ただ最近では、自宅や自分の勤務する事業所などでは、コートを着たまま、出入りする方が圧倒的に多いようですが、そのような場合は、せめて脱いだコートに気配りをして頂きたいものです。ロッカーやコート掛けにキチンと掛けて下さい。その際、形を整え、ボタンを2か所くらいかけておくとよいでしょう。コートに対する貴方の優しい思いやりです。
お洒落にこだわる人ほど、その服への思いやりの心も大切にして下さい。
次に、帰る時には、挨拶を済ませて外に出てコートを着て下さい。
但し訪問先の人が、「どうぞこちらでコートを着て下さい」と言えば、「ありがとうございます」「お言葉に甘えさせていただきます」等とお礼を述べそれに従います。但しマフラーや手袋は外に出ての着用がお勧めです。
また、友達の家で、遠慮がいらない時には、「外は寒いからこちらでコートを着させていただきます」等と一言断って着られたら良いですね。
日本式では以上のようなマナーですが、欧米式は少し様子が異なります。
次回、靴やブーツの品の良いマナーに触れますが、日本の家には玄関に下駄箱が有ります。従って日本式のマナーもこれに沿うような形になりますが、欧米諸国では、玄関で靴を脱ぎません。寒い時期にコートを着て訪問した時には、「家の人がコートを預かります」と言ってくれたら、日本で言う「どうぞ中におはいり下さい」というような意味になります。従って、この言葉と共にコートを脱がれたら良いと思います。
さらに「レディーファースト」の原則も有ります。
高級レストランやホテル等では、係の人が「コートをお預かりいたします」と言って、コートは脱がしてくれますのでそれに任せて下さい。

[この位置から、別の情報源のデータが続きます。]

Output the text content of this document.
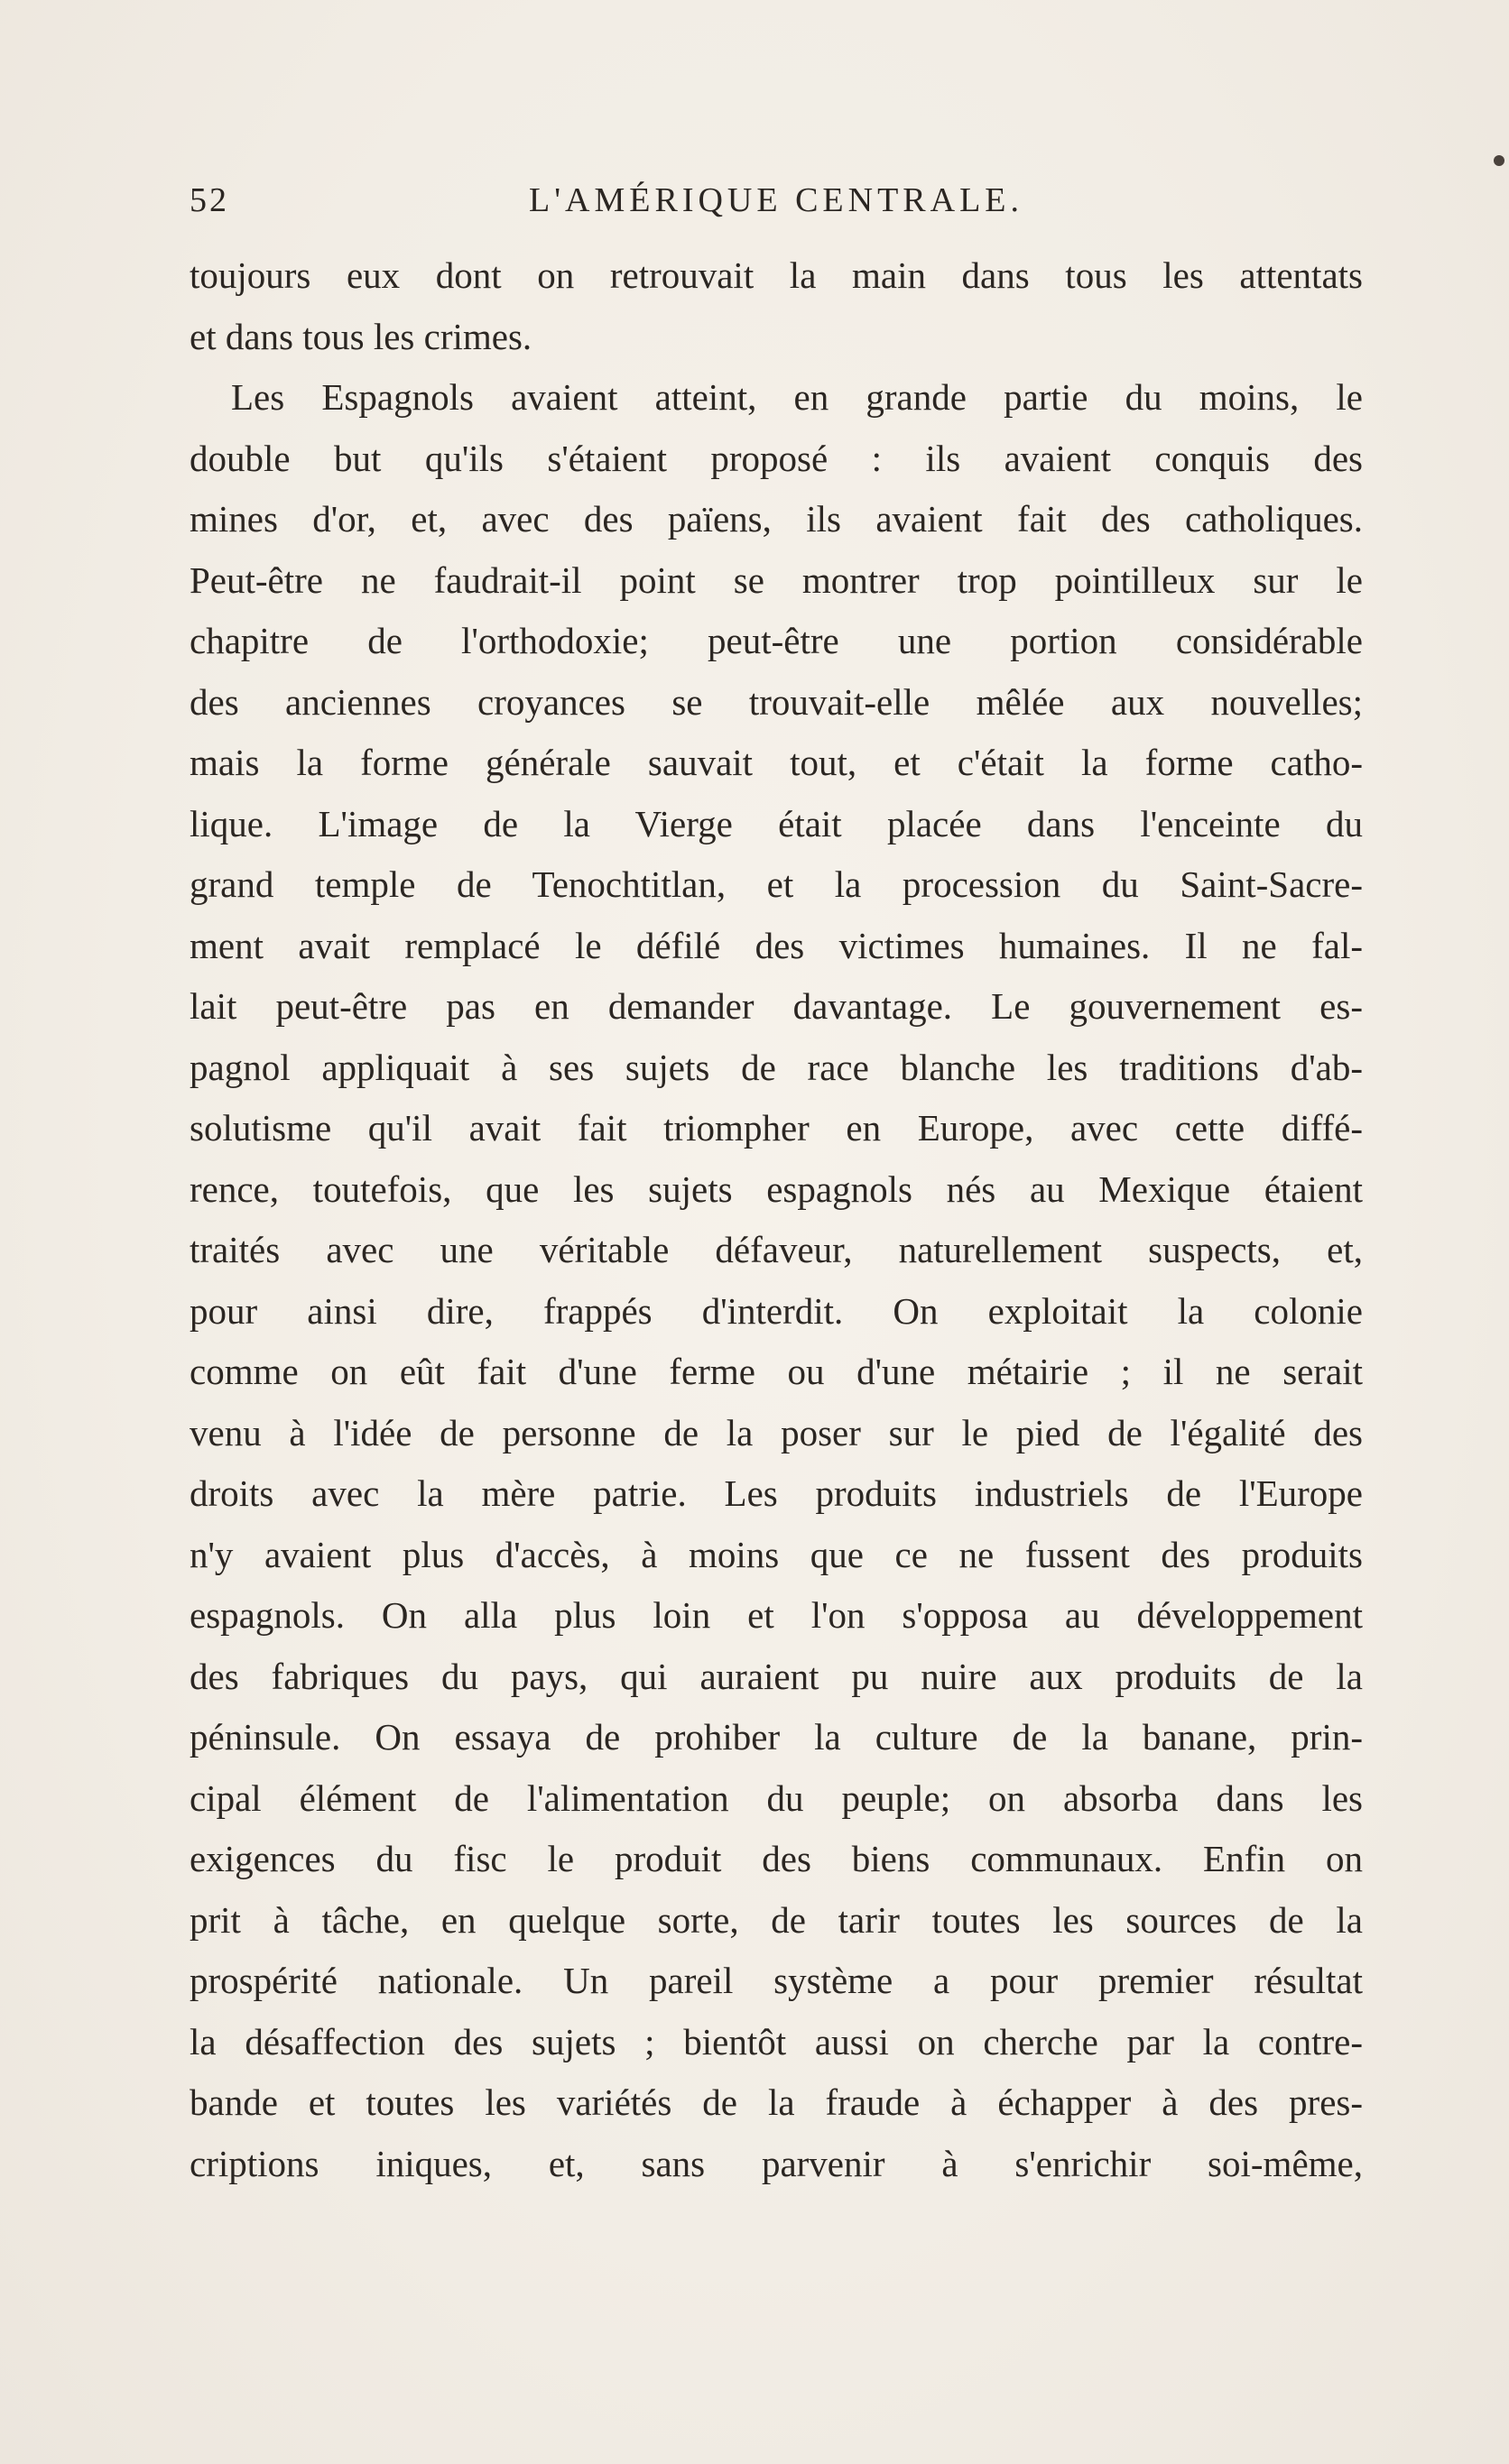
52	L'AMÉRIQUE CENTRALE.
toujours eux dont on retrouvait la main dans tous les attentats
et dans tous les crimes.
Les Espagnols avaient atteint, en grande partie du moins, le
double but qu'ils s'étaient proposé : ils avaient conquis des
mines d'or, et, avec des païens, ils avaient fait des catholiques.
Peut-être ne faudrait-il point se montrer trop pointilleux sur le
chapitre de l'orthodoxie; peut-être une portion considérable
des anciennes croyances se trouvait-elle mêlée aux nouvelles;
mais la forme générale sauvait tout, et c'était la forme catho-
lique. L'image de la Vierge était placée dans l'enceinte du
grand temple de Tenochtitlan, et la procession du Saint-Sacre-
ment avait remplacé le défilé des victimes humaines. Il ne fal-
lait peut-être pas en demander davantage. Le gouvernement es-
pagnol appliquait à ses sujets de race blanche les traditions d'ab-
solutisme qu'il avait fait triompher en Europe, avec cette diffé-
rence, toutefois, que les sujets espagnols nés au Mexique étaient
traités avec une véritable défaveur, naturellement suspects, et,
pour ainsi dire, frappés d'interdit. On exploitait la colonie
comme on eût fait d'une ferme ou d'une métairie ; il ne serait
venu à l'idée de personne de la poser sur le pied de l'égalité des
droits avec la mère patrie. Les produits industriels de l'Europe
n'y avaient plus d'accès, à moins que ce ne fussent des produits
espagnols. On alla plus loin et l'on s'opposa au développement
des fabriques du pays, qui auraient pu nuire aux produits de la
péninsule. On essaya de prohiber la culture de la banane, prin-
cipal élément de l'alimentation du peuple; on absorba dans les
exigences du fisc le produit des biens communaux. Enfin on
prit à tâche, en quelque sorte, de tarir toutes les sources de la
prospérité nationale. Un pareil système a pour premier résultat
la désaffection des sujets ; bientôt aussi on cherche par la contre-
bande et toutes les variétés de la fraude à échapper à des pres-
criptions iniques, et, sans parvenir à s'enrichir soi-même,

私も長年のホテル勤務で、多くのお客様のコートのお世話をいたしました。
その時に、「ありがとう」「お願いします」の言葉が有れば嬉しいですね。ここにその人の品格が出ます。
お気に入りのコートを着たら、着たり・脱いだりする際のマナーもぜひ身につけて、訪問の時や華やかな場面で上品に振舞って下さい。次回はさらに難しい、玄関先での靴やブーツのマナーです。